In France, he was the designer who produced the most lighting over the period of 1960–1972. We have counted no less than 70 models, including floor lamps, table and desk lamps, wall and ceiling lights.
He worked for Disderot and Verre Lumière, at that time in the forefront of contemporary lighting in France. These companies distributed the creations of many young designers, who were ardent supporters of modernity. They produced lamps that were often minimalist in design, and always faultless in efficiency and functionality. The elegance of these objects attracted the public through a combination of materials used, discrete assembly systems of perfect technicality, and a refined sense of proportion.
In the 1960s, Etienne Fermigier met the Lokiec brothers who ran the eponymous family lighting company. The aging company had seen its heyday in the 1920s and 1930s thanks to a patented model of desk lamps in 1922 and the invention of an articulation that was innovative for the time. Seeking a fresh perspective, the company was renamed Monix in the 1950s and attempted to modernize the company by offering a series destined for interiors, but it hadn’t succeeded in standing out from its competitors in the production of original models.
This decisive meeting between Fermigier and the Lokiec brothers became the fruitful association Monix needed, which led to the production of some 30 models for lamps and pieces of furniture (from 1969 until Fermigier’s death in 1973).

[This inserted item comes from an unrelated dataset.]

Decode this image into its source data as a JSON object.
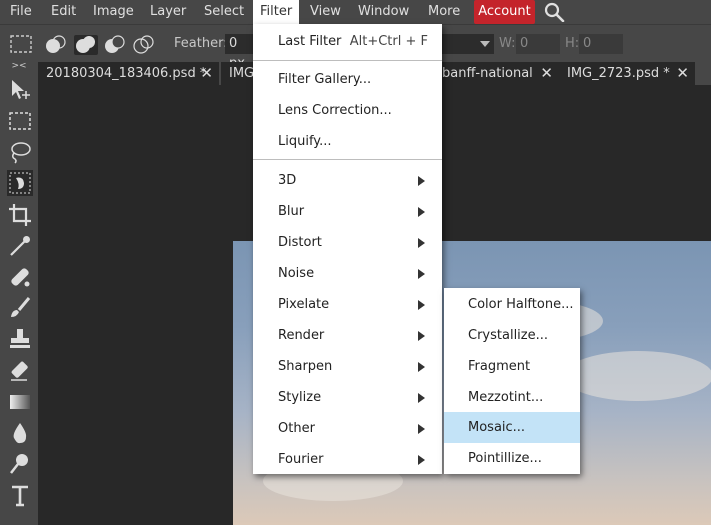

Fermigier also held the position of artistic director for the company and his wife, Franette Guérin, designed a new logo for Monix, as well as all its visual identity, including sales catalogues, exhibition invitations, promotional posters, etc.
Fermigier’s lights stood out in their simple design, which went straight to the essential, with no decorative artifice to disrupt the object’s functionality. Each of his models was concerned with how best to light a desk, a dining table, a living room. The goal was then to manage production with a brief that was continuously being refined in order to make high quality, low-cost lighting, and finally, to launch a complete series that aesthetically stood apart from the competition.
These lights were built to relatively simple technical principles applying the same techniques for nearly all models, and primarily made of aluminum and chrome-plated or powder-coated metal, the designer’s preferred materials. A lamp by Etienne Fermigier is the technical translation of an intelligent concept into its optimal usability. His work fits perfectly with the modernity of his time, while remaining timeless. Today, his lights maintain their contemporary feel.